Les conséquences sanitaires actuelles et prévisibles des changements climatiques en france
M. Jean-Pierre BESANCENOT
Directeur de recherche honoraire au CNRS, Climat & Santé,
Bien que le concept de changement climatique lié à une intensification de l'effet de serre remonte au moins au XIXème siècle, c'est seulement depuis une vingtaine d'années que le public et les scientifiques se sont vraiment intéressés au phénomène. Les répercussions auxquelles on peut s'attendre sur la santé sont d'une grande diversité. Elles recouvrent à la fois l'influence directe de la température sur l'organisme humain et des effets indirects, tels que l'impact du changement climatique sur la survie et la multiplication de tel ou tel microorganisme pathogène, ou de tel ou tel vecteur de ce microorganisme, rendant compte de la transmission de multiples maladies infectieuses ou parasitaires.

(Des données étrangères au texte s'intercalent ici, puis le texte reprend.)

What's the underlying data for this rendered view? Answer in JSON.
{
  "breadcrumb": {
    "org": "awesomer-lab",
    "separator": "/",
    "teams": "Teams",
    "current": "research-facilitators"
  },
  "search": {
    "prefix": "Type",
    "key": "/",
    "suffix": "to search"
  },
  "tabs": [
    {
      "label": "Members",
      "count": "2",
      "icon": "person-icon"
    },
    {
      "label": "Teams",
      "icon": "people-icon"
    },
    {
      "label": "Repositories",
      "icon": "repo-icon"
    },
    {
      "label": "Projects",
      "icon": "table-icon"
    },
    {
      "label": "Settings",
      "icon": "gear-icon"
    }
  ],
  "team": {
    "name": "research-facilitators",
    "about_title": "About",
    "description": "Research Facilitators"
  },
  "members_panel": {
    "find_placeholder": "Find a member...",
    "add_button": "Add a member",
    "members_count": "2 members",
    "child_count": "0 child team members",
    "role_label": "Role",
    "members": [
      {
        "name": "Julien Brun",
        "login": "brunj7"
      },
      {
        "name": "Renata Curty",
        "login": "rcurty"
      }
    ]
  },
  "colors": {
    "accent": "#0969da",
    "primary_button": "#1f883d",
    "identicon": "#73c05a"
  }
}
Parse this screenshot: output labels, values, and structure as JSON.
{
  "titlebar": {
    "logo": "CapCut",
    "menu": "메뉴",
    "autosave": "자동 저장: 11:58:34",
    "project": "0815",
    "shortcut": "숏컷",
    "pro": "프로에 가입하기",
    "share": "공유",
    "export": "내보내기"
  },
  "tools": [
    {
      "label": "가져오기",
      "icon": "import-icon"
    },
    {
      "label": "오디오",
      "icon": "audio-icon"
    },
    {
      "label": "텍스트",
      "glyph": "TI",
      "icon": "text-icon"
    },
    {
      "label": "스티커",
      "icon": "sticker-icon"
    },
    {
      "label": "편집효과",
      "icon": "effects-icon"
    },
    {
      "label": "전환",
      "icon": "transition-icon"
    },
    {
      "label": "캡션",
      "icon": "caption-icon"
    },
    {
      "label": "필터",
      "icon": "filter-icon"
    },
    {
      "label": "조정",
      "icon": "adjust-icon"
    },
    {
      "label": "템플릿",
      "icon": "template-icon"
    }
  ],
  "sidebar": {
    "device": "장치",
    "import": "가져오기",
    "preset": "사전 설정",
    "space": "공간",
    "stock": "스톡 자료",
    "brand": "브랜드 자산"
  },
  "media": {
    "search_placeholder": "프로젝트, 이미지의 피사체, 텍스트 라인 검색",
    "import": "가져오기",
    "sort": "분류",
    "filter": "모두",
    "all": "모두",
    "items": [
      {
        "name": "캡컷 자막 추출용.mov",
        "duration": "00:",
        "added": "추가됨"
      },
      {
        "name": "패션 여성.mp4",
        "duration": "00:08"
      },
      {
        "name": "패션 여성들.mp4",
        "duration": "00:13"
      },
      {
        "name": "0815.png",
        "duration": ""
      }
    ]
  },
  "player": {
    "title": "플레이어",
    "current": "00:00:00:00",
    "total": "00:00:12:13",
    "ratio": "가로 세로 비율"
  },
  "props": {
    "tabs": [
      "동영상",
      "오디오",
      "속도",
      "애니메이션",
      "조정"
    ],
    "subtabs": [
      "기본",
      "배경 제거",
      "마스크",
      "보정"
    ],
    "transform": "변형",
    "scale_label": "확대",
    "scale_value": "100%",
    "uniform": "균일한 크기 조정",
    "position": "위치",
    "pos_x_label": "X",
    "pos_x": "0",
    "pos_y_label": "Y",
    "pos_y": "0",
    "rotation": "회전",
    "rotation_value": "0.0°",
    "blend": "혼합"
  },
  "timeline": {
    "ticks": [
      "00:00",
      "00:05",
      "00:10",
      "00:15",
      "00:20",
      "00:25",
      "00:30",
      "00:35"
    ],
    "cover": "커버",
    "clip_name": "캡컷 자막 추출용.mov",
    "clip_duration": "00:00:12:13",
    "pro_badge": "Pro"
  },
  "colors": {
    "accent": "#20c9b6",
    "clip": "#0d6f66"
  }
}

Dans un pays «tempéré» comme la France, compte tenu du niveau des infrastructures de santé publique, le risque de voir réapparaître un paludisme autochtone doit être considéré comme très faible, voire infime, contrairement à ce que l'on pu imaginer naguère. Il est permis d'être davantage préoccupé en ce qui concerne les maladies transmises par des moustiques du genre Aedes, telles que la dengue et le chikungunya, avec la progression du moustique tigre (A. albopictus). Il convient également de rester vigilant face aux phlébotomes, vecteurs notamment de la leishmaniose viscérale, et face à certaines tiques du genre Ixodes impliquées dans la borréliose de Lyme.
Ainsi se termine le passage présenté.